What? Dr. Conan T. Barbarian didn't have tenure?
Now this was an English professor whose classes might actually have been worth attending. Or, well, considering that MSNBC adds a critical piece of information omitted by the Irish Times, maybe not: "[Dr. Barbarian's] stated classroom policy is to crucify students who cheat or show weakness."
The full text from the picture:
Long Room Hub Associate Professor in Hyborian Studies and Tyrant Slaying.

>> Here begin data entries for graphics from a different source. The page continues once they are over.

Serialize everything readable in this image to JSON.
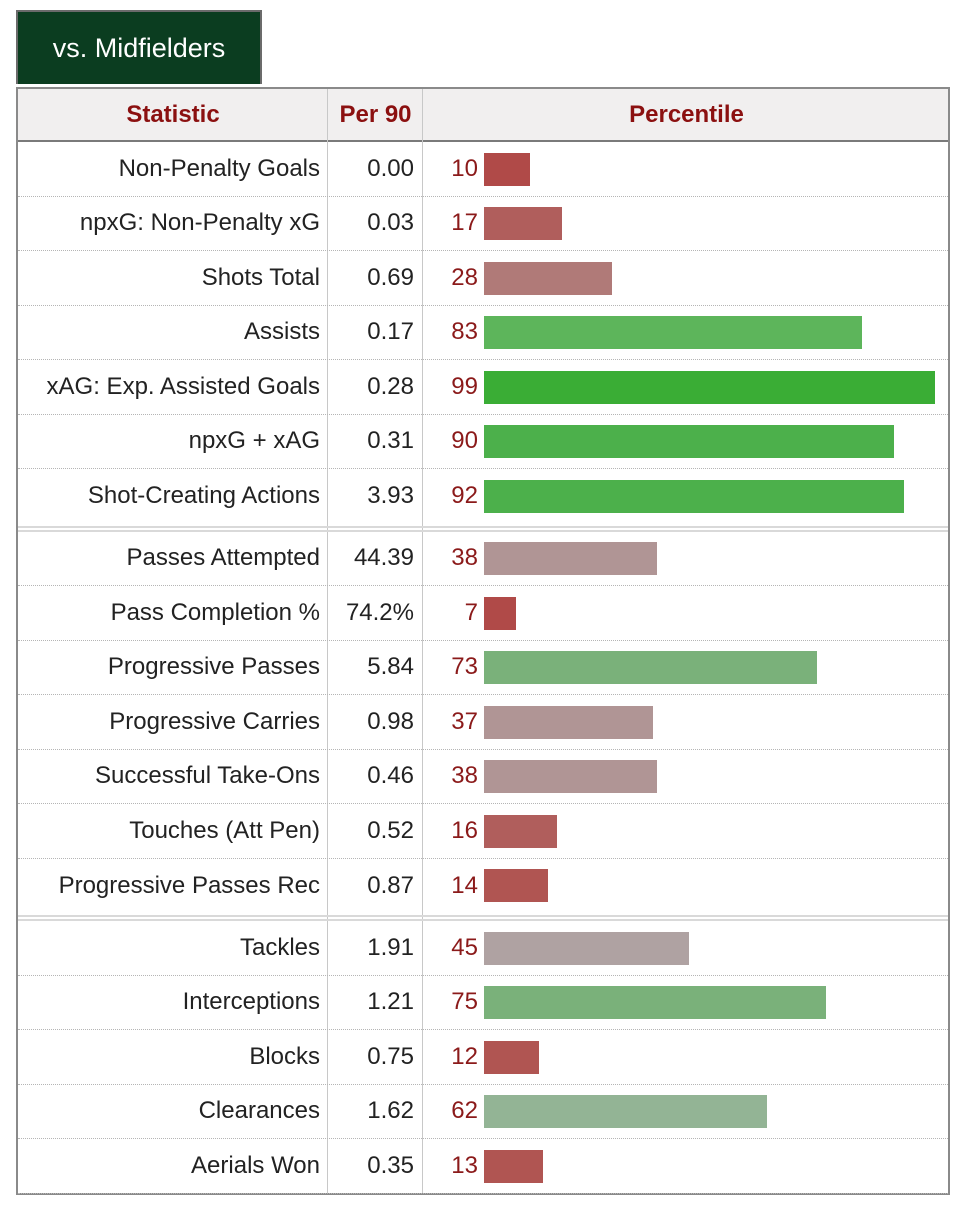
{
  "tab": {
    "label": "vs. Midfielders"
  },
  "header": {
    "statistic": "Statistic",
    "per90": "Per 90",
    "percentile": "Percentile"
  },
  "chart_data": {
    "type": "bar",
    "orientation": "horizontal",
    "title": "vs. Midfielders",
    "xlabel": "Percentile",
    "xlim": [
      0,
      100
    ],
    "columns": [
      "Statistic",
      "Per 90",
      "Percentile"
    ],
    "groups": [
      {
        "rows": [
          {
            "stat": "Non-Penalty Goals",
            "per90": "0.00",
            "percentile": 10
          },
          {
            "stat": "npxG: Non-Penalty xG",
            "per90": "0.03",
            "percentile": 17
          },
          {
            "stat": "Shots Total",
            "per90": "0.69",
            "percentile": 28
          },
          {
            "stat": "Assists",
            "per90": "0.17",
            "percentile": 83
          },
          {
            "stat": "xAG: Exp. Assisted Goals",
            "per90": "0.28",
            "percentile": 99
          },
          {
            "stat": "npxG + xAG",
            "per90": "0.31",
            "percentile": 90
          },
          {
            "stat": "Shot-Creating Actions",
            "per90": "3.93",
            "percentile": 92
          }
        ]
      },
      {
        "rows": [
          {
            "stat": "Passes Attempted",
            "per90": "44.39",
            "percentile": 38
          },
          {
            "stat": "Pass Completion %",
            "per90": "74.2%",
            "percentile": 7
          },
          {
            "stat": "Progressive Passes",
            "per90": "5.84",
            "percentile": 73
          },
          {
            "stat": "Progressive Carries",
            "per90": "0.98",
            "percentile": 37
          },
          {
            "stat": "Successful Take-Ons",
            "per90": "0.46",
            "percentile": 38
          },
          {
            "stat": "Touches (Att Pen)",
            "per90": "0.52",
            "percentile": 16
          },
          {
            "stat": "Progressive Passes Rec",
            "per90": "0.87",
            "percentile": 14
          }
        ]
      },
      {
        "rows": [
          {
            "stat": "Tackles",
            "per90": "1.91",
            "percentile": 45
          },
          {
            "stat": "Interceptions",
            "per90": "1.21",
            "percentile": 75
          },
          {
            "stat": "Blocks",
            "per90": "0.75",
            "percentile": 12
          },
          {
            "stat": "Clearances",
            "per90": "1.62",
            "percentile": 62
          },
          {
            "stat": "Aerials Won",
            "per90": "0.35",
            "percentile": 13
          }
        ]
      }
    ]
  },
  "colors": {
    "tab_bg": "#0b3d20",
    "header_text": "#8b1010",
    "percentile_text": "#8b1a1a"
  }
}
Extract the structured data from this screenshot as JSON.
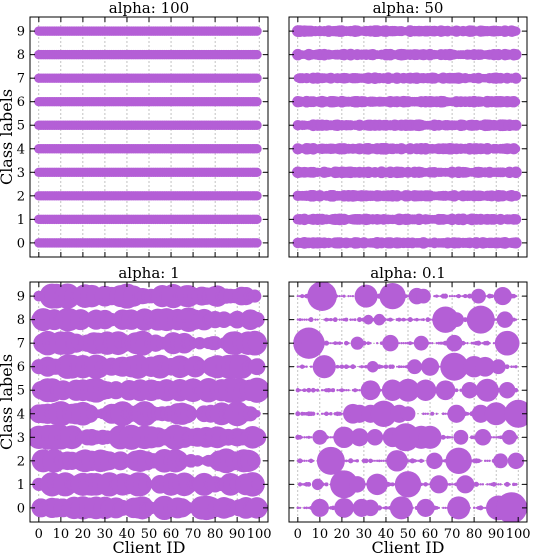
{
  "figure": {
    "marker_color": "#b45fd6",
    "ylabel": "Class labels",
    "xlabel": "Client ID"
  },
  "chart_data": [
    {
      "type": "scatter",
      "title": "alpha: 100",
      "alpha": 100,
      "xlabel": "",
      "ylabel": "Class labels",
      "xlim": [
        -4,
        104
      ],
      "ylim": [
        -0.6,
        9.6
      ],
      "x_ticks": [
        0,
        10,
        20,
        30,
        40,
        50,
        60,
        70,
        80,
        90,
        100
      ],
      "y_ticks": [
        0,
        1,
        2,
        3,
        4,
        5,
        6,
        7,
        8,
        9
      ],
      "show_x_tick_labels": false,
      "show_y_tick_labels": true,
      "grid": true,
      "clients": 100,
      "classes": 10,
      "marker_size": "uniform small (near-uniform class proportions, ~0.1 per class per client)"
    },
    {
      "type": "scatter",
      "title": "alpha: 50",
      "alpha": 50,
      "xlabel": "",
      "ylabel": "",
      "xlim": [
        -4,
        104
      ],
      "ylim": [
        -0.6,
        9.6
      ],
      "x_ticks": [
        0,
        10,
        20,
        30,
        40,
        50,
        60,
        70,
        80,
        90,
        100
      ],
      "y_ticks": [
        0,
        1,
        2,
        3,
        4,
        5,
        6,
        7,
        8,
        9
      ],
      "show_x_tick_labels": false,
      "show_y_tick_labels": false,
      "grid": true,
      "clients": 100,
      "classes": 10,
      "marker_size": "uniform small with slight variation"
    },
    {
      "type": "scatter",
      "title": "alpha: 1",
      "alpha": 1,
      "xlabel": "Client ID",
      "ylabel": "Class labels",
      "xlim": [
        -4,
        104
      ],
      "ylim": [
        -0.6,
        9.6
      ],
      "x_ticks": [
        0,
        10,
        20,
        30,
        40,
        50,
        60,
        70,
        80,
        90,
        100
      ],
      "y_ticks": [
        0,
        1,
        2,
        3,
        4,
        5,
        6,
        7,
        8,
        9
      ],
      "show_x_tick_labels": true,
      "show_y_tick_labels": true,
      "grid": true,
      "clients": 100,
      "classes": 10,
      "marker_size": "moderately varying"
    },
    {
      "type": "scatter",
      "title": "alpha: 0.1",
      "alpha": 0.1,
      "xlabel": "Client ID",
      "ylabel": "",
      "xlim": [
        -4,
        104
      ],
      "ylim": [
        -0.6,
        9.6
      ],
      "x_ticks": [
        0,
        10,
        20,
        30,
        40,
        50,
        60,
        70,
        80,
        90,
        100
      ],
      "y_ticks": [
        0,
        1,
        2,
        3,
        4,
        5,
        6,
        7,
        8,
        9
      ],
      "show_x_tick_labels": true,
      "show_y_tick_labels": false,
      "grid": true,
      "clients": 100,
      "classes": 10,
      "marker_size": "highly varying, sparse (few classes per client)",
      "large_points": [
        [
          11,
          9,
          0.9
        ],
        [
          31,
          9,
          0.7
        ],
        [
          43,
          9,
          0.8
        ],
        [
          54,
          9,
          0.5
        ],
        [
          57,
          9,
          0.45
        ],
        [
          82,
          9,
          0.45
        ],
        [
          93,
          9,
          0.55
        ],
        [
          32,
          8,
          0.3
        ],
        [
          37,
          8,
          0.35
        ],
        [
          67,
          8,
          0.8
        ],
        [
          72,
          8,
          0.45
        ],
        [
          83,
          8,
          0.85
        ],
        [
          94,
          8,
          0.5
        ],
        [
          5,
          7,
          0.95
        ],
        [
          7,
          7,
          0.7
        ],
        [
          27,
          7,
          0.4
        ],
        [
          42,
          7,
          0.5
        ],
        [
          56,
          7,
          0.45
        ],
        [
          71,
          7,
          0.5
        ],
        [
          95,
          7,
          0.75
        ],
        [
          12,
          6,
          0.7
        ],
        [
          34,
          6,
          0.35
        ],
        [
          53,
          6,
          0.45
        ],
        [
          60,
          6,
          0.55
        ],
        [
          71,
          6,
          0.85
        ],
        [
          80,
          6,
          0.65
        ],
        [
          85,
          6,
          0.6
        ],
        [
          91,
          6,
          0.45
        ],
        [
          33,
          5,
          0.6
        ],
        [
          43,
          5,
          0.65
        ],
        [
          50,
          5,
          0.7
        ],
        [
          58,
          5,
          0.65
        ],
        [
          67,
          5,
          0.6
        ],
        [
          78,
          5,
          0.5
        ],
        [
          86,
          5,
          0.7
        ],
        [
          95,
          5,
          0.5
        ],
        [
          25,
          4,
          0.6
        ],
        [
          28,
          4,
          0.55
        ],
        [
          33,
          4,
          0.55
        ],
        [
          39,
          4,
          0.8
        ],
        [
          46,
          4,
          0.55
        ],
        [
          50,
          4,
          0.45
        ],
        [
          72,
          4,
          0.55
        ],
        [
          83,
          4,
          0.55
        ],
        [
          90,
          4,
          0.7
        ],
        [
          100,
          4,
          0.85
        ],
        [
          10,
          3,
          0.45
        ],
        [
          21,
          3,
          0.65
        ],
        [
          28,
          3,
          0.55
        ],
        [
          35,
          3,
          0.5
        ],
        [
          43,
          3,
          0.6
        ],
        [
          49,
          3,
          0.85
        ],
        [
          56,
          3,
          0.7
        ],
        [
          60,
          3,
          0.7
        ],
        [
          74,
          3,
          0.45
        ],
        [
          84,
          3,
          0.5
        ],
        [
          96,
          3,
          0.45
        ],
        [
          15,
          2,
          0.85
        ],
        [
          45,
          2,
          0.65
        ],
        [
          62,
          2,
          0.5
        ],
        [
          73,
          2,
          0.8
        ],
        [
          92,
          2,
          0.45
        ],
        [
          99,
          2,
          0.5
        ],
        [
          9,
          1,
          0.35
        ],
        [
          21,
          1,
          0.85
        ],
        [
          27,
          1,
          0.5
        ],
        [
          36,
          1,
          0.65
        ],
        [
          50,
          1,
          0.8
        ],
        [
          64,
          1,
          0.55
        ],
        [
          76,
          1,
          0.55
        ],
        [
          10,
          0,
          0.55
        ],
        [
          21,
          0,
          0.6
        ],
        [
          29,
          0,
          0.55
        ],
        [
          33,
          0,
          0.5
        ],
        [
          47,
          0,
          0.7
        ],
        [
          58,
          0,
          0.55
        ],
        [
          73,
          0,
          0.7
        ],
        [
          91,
          0,
          0.75
        ],
        [
          97,
          0,
          0.95
        ]
      ]
    }
  ]
}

Dr Conan T. Barbarian was ripped from his mother's womb on the corpse-strewn battlefields of his war-torn homeland, Cimmeria, and has been preparing for academic life ever since. A firm believer in the dictum that "that which does not kill us makes us stronger," he took time out to avenge the death of his parents following a sojourn pursuing his strong interest in Post-Colonial theory at the Sorbonne. In between, he spent several years tethered to the fearsome "Wheel of Pain", time which he now feels helped provide him with the mental discipline and sado-masochistic proclivities necessary to sucessfully tackle contemporary critical theory. He completed his PhD, entitled "To Hear The Lamentation of Their Women: Constructions of Masculinity in Contemporary Zamoran Literature" at UCD and was appointed to the School of English in 2006, after sucessfully decapitating his predecessor during a bloody battle which will long be remembered in legend and song. In 2011/12, he will be teaching on the following courses: "The Relevance of Crom in the Modern World", "Theories of Literature", "Vengeance for Beginners", "Deciphering the Riddle of Steel" and "D.H. Lawrence". He strongly objects to the terms of the Croke Park agreement and the current trend for remaking 1980s films that he believes were perfectly good enough in the first place.
He is happy to hear from potential research students with an interest of any of these topics, but applicants should note that anyone found guilty of academic misconduct or weakness in the face of the enemy will be crucified as an example to the others.
You can see the actual page, complete with Dr. Barbarian's staff photo, here (hat tip to Meg Gardiner, who adds, "As the daughter of an English professor, I can attest that academic battles fully deserve to be memorialized through epic poetry and ululation").